From time to time the conversation turns to museums with large international collections. He says the future lies in making such holdings accessible to as many people as possible, both virtually and actually. Lending has been and will continue to be a major element, and digital representation of collections is another important element, he adds.

When asked what he would have included in his book if he had access to a South Asia collection, the silver-haired sprightly curator says, “One would have to include sculptures from Bharhut.” Sections of the Bharhut stupa were supposed to go to the British Museum but the British curators of the Indian Museum insisted that they must be here and so the collection remains here.

To the widespread allegation that the British Museum secured vast quantities of “loot”, Blurton says, “But London had little interest in Indian culture in the 19th century.” He says, “If we had been as acquisitive in South Asia as we were in the Greek and Roman world, there would be some justification assuming that a great deal had gone to London.

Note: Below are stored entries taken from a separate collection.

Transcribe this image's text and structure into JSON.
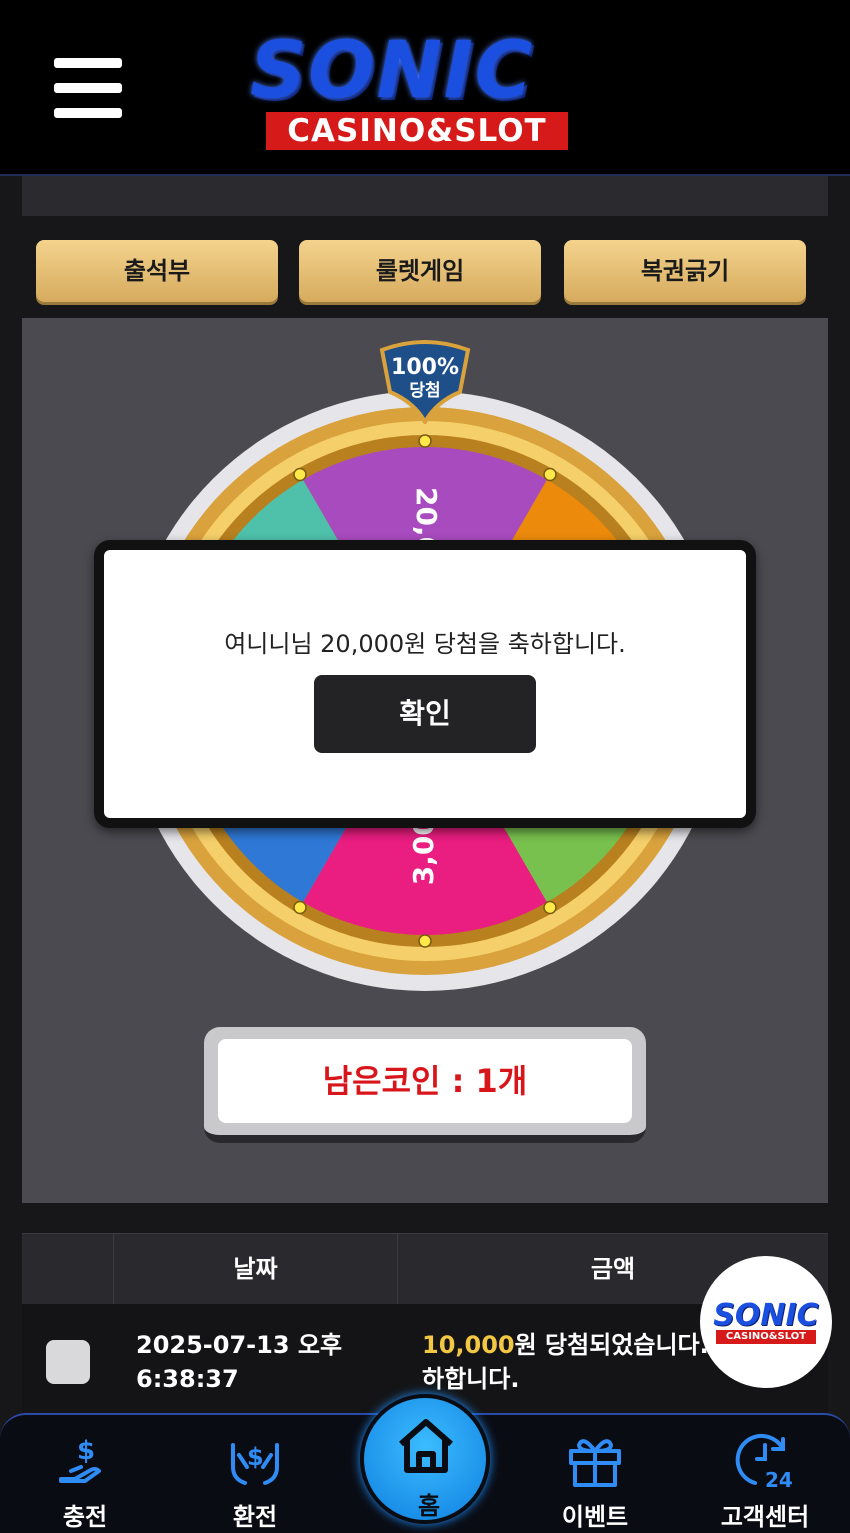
{
  "header": {
    "logo_main": "SONIC",
    "logo_sub": "CASINO&SLOT"
  },
  "tabs": [
    {
      "label": "출석부"
    },
    {
      "label": "룰렛게임"
    },
    {
      "label": "복권긁기"
    }
  ],
  "wheel": {
    "badge_top": "100%",
    "badge_bottom": "당첨",
    "segment_labels": [
      "20,000",
      "3,000"
    ],
    "segment_colors": [
      "#a84bbf",
      "#ec8a0b",
      "#78c14f",
      "#ea1d80",
      "#2f78d6",
      "#4fc1aa"
    ]
  },
  "modal": {
    "message": "여니니님 20,000원 당첨을 축하합니다.",
    "ok_label": "확인"
  },
  "coins": {
    "label": "남은코인 : 1개"
  },
  "history": {
    "headers": [
      "날짜",
      "금액"
    ],
    "rows": [
      {
        "date": "2025-07-13 오후 6:38:37",
        "amount": "10,000",
        "amount_suffix": "원 당첨되었습니다. 축하합니다."
      }
    ]
  },
  "float_logo": {
    "main": "SONIC",
    "sub": "CASINO&SLOT"
  },
  "nav": {
    "items": [
      {
        "label": "충전",
        "icon": "deposit-icon"
      },
      {
        "label": "환전",
        "icon": "withdraw-icon"
      },
      {
        "label": "홈",
        "icon": "home-icon"
      },
      {
        "label": "이벤트",
        "icon": "gift-icon"
      },
      {
        "label": "고객센터",
        "icon": "support-24-icon"
      }
    ]
  }
}
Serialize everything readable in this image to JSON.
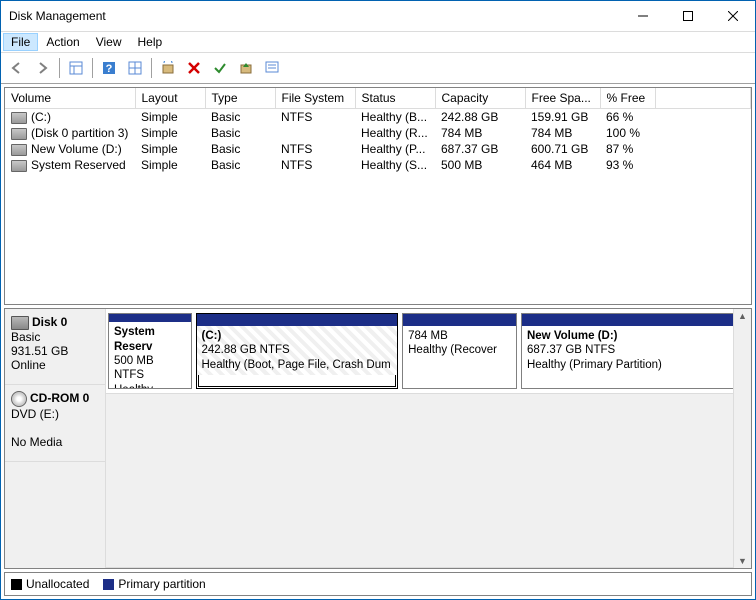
{
  "window": {
    "title": "Disk Management"
  },
  "menu": [
    "File",
    "Action",
    "View",
    "Help"
  ],
  "columns": [
    "Volume",
    "Layout",
    "Type",
    "File System",
    "Status",
    "Capacity",
    "Free Spa...",
    "% Free"
  ],
  "volumes": [
    {
      "name": "(C:)",
      "layout": "Simple",
      "type": "Basic",
      "fs": "NTFS",
      "status": "Healthy (B...",
      "capacity": "242.88 GB",
      "free": "159.91 GB",
      "pct": "66 %"
    },
    {
      "name": "(Disk 0 partition 3)",
      "layout": "Simple",
      "type": "Basic",
      "fs": "",
      "status": "Healthy (R...",
      "capacity": "784 MB",
      "free": "784 MB",
      "pct": "100 %"
    },
    {
      "name": "New Volume (D:)",
      "layout": "Simple",
      "type": "Basic",
      "fs": "NTFS",
      "status": "Healthy (P...",
      "capacity": "687.37 GB",
      "free": "600.71 GB",
      "pct": "87 %"
    },
    {
      "name": "System Reserved",
      "layout": "Simple",
      "type": "Basic",
      "fs": "NTFS",
      "status": "Healthy (S...",
      "capacity": "500 MB",
      "free": "464 MB",
      "pct": "93 %"
    }
  ],
  "disks": [
    {
      "name": "Disk 0",
      "type": "Basic",
      "size": "931.51 GB",
      "status": "Online"
    },
    {
      "name": "CD-ROM 0",
      "type": "DVD (E:)",
      "status": "No Media"
    }
  ],
  "partitions": [
    {
      "title": "System Reserv",
      "line2": "500 MB NTFS",
      "line3": "Healthy (System",
      "w": 13,
      "selected": false
    },
    {
      "title": "(C:)",
      "line2": "242.88 GB NTFS",
      "line3": "Healthy (Boot, Page File, Crash Dum",
      "w": 32,
      "selected": true
    },
    {
      "title": "",
      "line2": "784 MB",
      "line3": "Healthy (Recover",
      "w": 18,
      "selected": false
    },
    {
      "title": "New Volume  (D:)",
      "line2": "687.37 GB NTFS",
      "line3": "Healthy (Primary Partition)",
      "w": 37,
      "selected": false
    }
  ],
  "legend": [
    "Unallocated",
    "Primary partition"
  ]
}
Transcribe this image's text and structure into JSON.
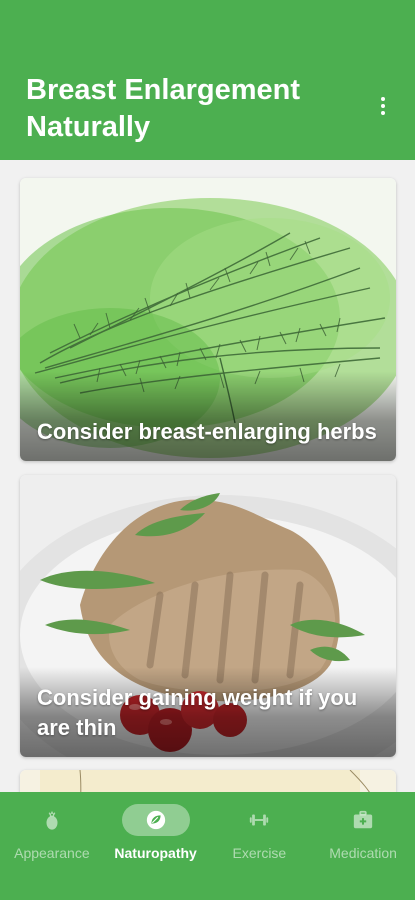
{
  "app_bar": {
    "title": "Breast Enlargement Naturally",
    "menu_icon": "more-vert-icon"
  },
  "articles": [
    {
      "title": "Consider breast-enlarging herbs",
      "image": "dill-herb-illustration"
    },
    {
      "title": "Consider gaining weight if you are thin",
      "image": "grilled-steak-plate-illustration"
    },
    {
      "title": "",
      "image": "partial-card-illustration"
    }
  ],
  "bottom_nav": {
    "items": [
      {
        "label": "Appearance",
        "icon": "pineapple-icon",
        "active": false
      },
      {
        "label": "Naturopathy",
        "icon": "leaf-icon",
        "active": true
      },
      {
        "label": "Exercise",
        "icon": "dumbbell-icon",
        "active": false
      },
      {
        "label": "Medication",
        "icon": "medical-kit-icon",
        "active": false
      }
    ]
  },
  "colors": {
    "primary": "#4caf50",
    "background": "#f1f1f1",
    "on_primary": "#ffffff"
  }
}
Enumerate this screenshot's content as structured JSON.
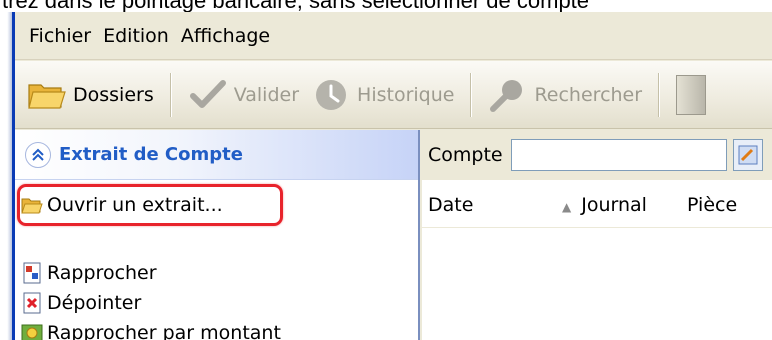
{
  "caption": "trez dans le pointage bancaire, sans sélectionner de compte",
  "menubar": {
    "items": [
      "Fichier",
      "Edition",
      "Affichage"
    ]
  },
  "toolbar": {
    "dossiers_label": "Dossiers",
    "valider_label": "Valider",
    "historique_label": "Historique",
    "rechercher_label": "Rechercher"
  },
  "taskpanel": {
    "title": "Extrait de Compte",
    "items": [
      {
        "label": "Ouvrir un extrait...",
        "icon": "folder-open-icon"
      },
      {
        "label": "Rapprocher",
        "icon": "reconcile-icon"
      },
      {
        "label": "Dépointer",
        "icon": "unmark-icon"
      },
      {
        "label": "Rapprocher par montant",
        "icon": "reconcile-amount-icon"
      }
    ]
  },
  "search": {
    "label": "Compte",
    "value": ""
  },
  "columns": {
    "date": "Date",
    "journal": "Journal",
    "piece": "Pièce"
  },
  "colors": {
    "accent": "#215dc6",
    "highlight": "#e8232b",
    "toolbar_bg": "#ece9d8"
  }
}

Of course, we have sculptures from Amravati. But a greater collection of Amravati is in the Chennai Government Museum and in the site museum near Vijayawada. And having that collection in London does mean an international audience of six million visitors every year are getting to see it, most of who would never be able to travel to India. Besides, there is a huge Indian community in the UK for whom this is their heritage.”

One of the highlights of Blurton’s career was bringing an exhibition to India in 1997 comprising 300 items from the British Museum. The exhibition was shown in Delhi and Mumbai. Also important was a Bengal Season in 2006, which included collaboration with the Crafts Council of India.

The conversation now turns to the repatriation of objects. He says in his entire career he has witnessed only one item being returned — to Tasmania. “It was a bag of human ash from a cremation. Our trustees debated whether the demands of the original community who held this material in high status were comparable with the loss to science if it was returned and the ashes then disbursed. They decided it was,” he says.

Today, a Unesco protocol is in place, which states that museums shouldn’t acquire antiquities that have left the country of origin before 1970. The British Museum has followed this protocol since then, says Blurton.

The septuagenarian wants to continue working on India; it is his passion of a lifetime which is now taking him to the textiles of Assam and the monuments in Tawang.